Mardi 31 mars [1896]
Hier, je suis montée à cheval avec Valérie. M. Pellier a dit que nous serions bientôt assez fortes pour aller au cours de jeunes filles. Je me suis beaucoup amusée. J'ai un cheval très gentil, tout nouveau, on vient de l'acheter.
Je continue à avoir des ennuis avec cette buse de Fidelia. Un jour, elle m'a abîmé un joli vase, l'autre jour, elle me casse un broc elle renverse l'encre bleue et fait des taches sur mon joli tapis. C'est la seconde fois qu'elle renverse cette encre. Et encore, si elle le disait! Mais il faut que je m'en aperçoive, et alors, elle dit comme excuse : "Ah! mais il y a si longtemps que je l'ai fait!" Oh! quelle vie!!
  

Mercredi 1er avril [1896]
Je m'aperçois que j'ai été fort peu charitable dans ce que j'ai écrit hier à propos de Fidelia. Ah! quand me corrigerais-je de cette mauvaise habitude de toujours m'impatienter après elle, de l'appeler : "idiote", "imbécile", "oie", "buse"! Hélas! hélas!
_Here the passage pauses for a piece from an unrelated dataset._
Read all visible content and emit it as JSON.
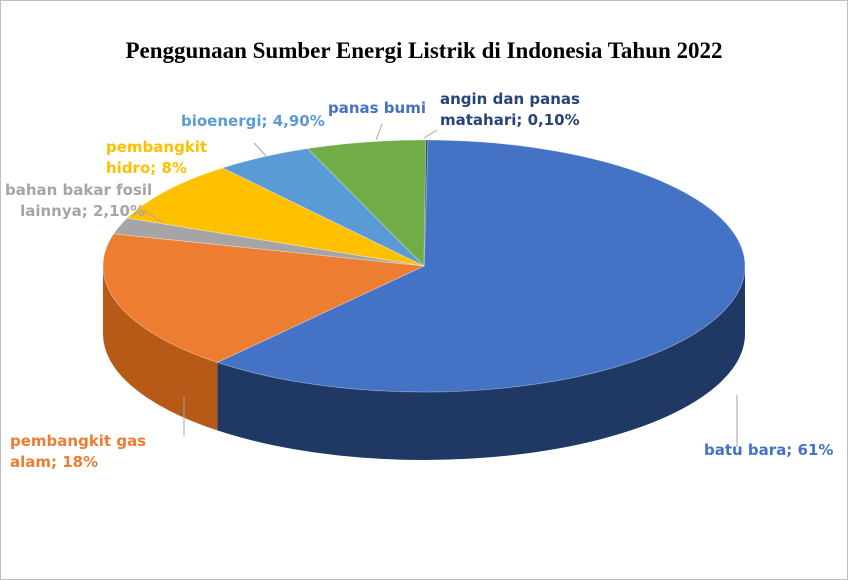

C'est aujourd'hui que je me confesse, et je n'ai fait que bien peu de progrès dans la vertu de patience. Mais aussi je veux faire bien pénitence, et être tout aujourd'hui d'une douceur exemplaire. Ah, mon Dieu, mon Dieu, aidez-moi à être bonne, au moins aujourd'hui. Que je me prépare à vous recevoir dignement. Donnez-moi le repentir de mes fautes, ô Saint-Esprit, faites-les-moi bien connaître toutes!
  

Lundi de Pâques [1896]
J'ai reçu ce matin une très gentille lettre de Jeannot*. Il commence vraiment à me manquer, ce vieux type. C'est tout autre chose d'être avec lui à se disputer, qu'avec Magali à faire de l'esprit.
Je jubile. Mes idées en politique sont très arrêtées, vous savez, et je déteste, j'exècre la république. Pourquoi?? Mais parce qu'elle tue la France!! Ce cabinet Bourgeois! Ah, l'horreur! Il commence à nous brouiller avec la Russie, il se moque pas mal de nos intérêts. Pourvu qu'il reste, lui, et qu'il vole l'argent du pays! Qu'il gruge le peuple, qu'il mette impôt sur impôt! Au fait, je ne sais pas ce qui n'a pas d'impôt! J'ai mon Tod... impôt sur les chiens! Jean a sa bicyclette, impôt sur les bicyclettes! Nous avons un appartement, impôt! Enfin, impôt sur les allumettes, sur les cigares, sur les boissons. Bref, nous sommes le pays le plus imposé de tous. Voilà pour soulager ma bile. Mais il fallait un dernier coup. Et Bourgeois l'a porté. Voilà pourquoi je jubile. Impôt sur le revenu!! Il va falloir dorénavant, dire, chaque année, ce qu'on a comme fortune. Ce que cela rapporte. Combien on a gagné l'année d'avant. Et, là-dessus, on imposera. Or, c'est très bien. Jusqu'ici, on avait bafoué ce qu'il y a de plus saint. On s'était moqué de la France. On s'était moqué du "droit des gens", et de la justice. La petite-bourgeoisie, elle qui avait fondé la république, avait regardé tout cela sans broncher. Maintenant, Bourgeois crie : "Sus au magot! Allons, mes fidèles compères, prenons-leur leur argent! Sus au revenu!!" Voilà pour te récompenser, chère petite-bourgeoisie! Chers marchands de drap, chers coiffeurs, chers tailleurs, chers épiciers! Qu'on lui ôte sa religion, bast! Ça lui est bien égal. Qu'on tue les pauvres. Ça ne lui fait pas de mal. Mais maintenant! C'est à son argent, c'est à son or, c'est à son dieu qu'on va s'en prendre!! "Ah, mais non!" dit-elle. Et elle se révolte. Vous avez entendu parler du conflit entre le Sénat et la Chambre. Eh bien, le Sénat a perdu, Bourgeois a gagné. Car, vraiment, on ne peut pas dire que Félix Faure soit le président de la république. Le véritable président, c'est Bourgeois. Mais partout où Faure se promène, maintenant on [n'] entend que : "Vive le Sénat, vive le Sénat!!" Et le cabinet Bourgeois fait un nez! Voilà pourquoi je jubile. Et je dis en finissant : "A bas Bourgeois! A bas la république!! Vive le roi!!!!!!"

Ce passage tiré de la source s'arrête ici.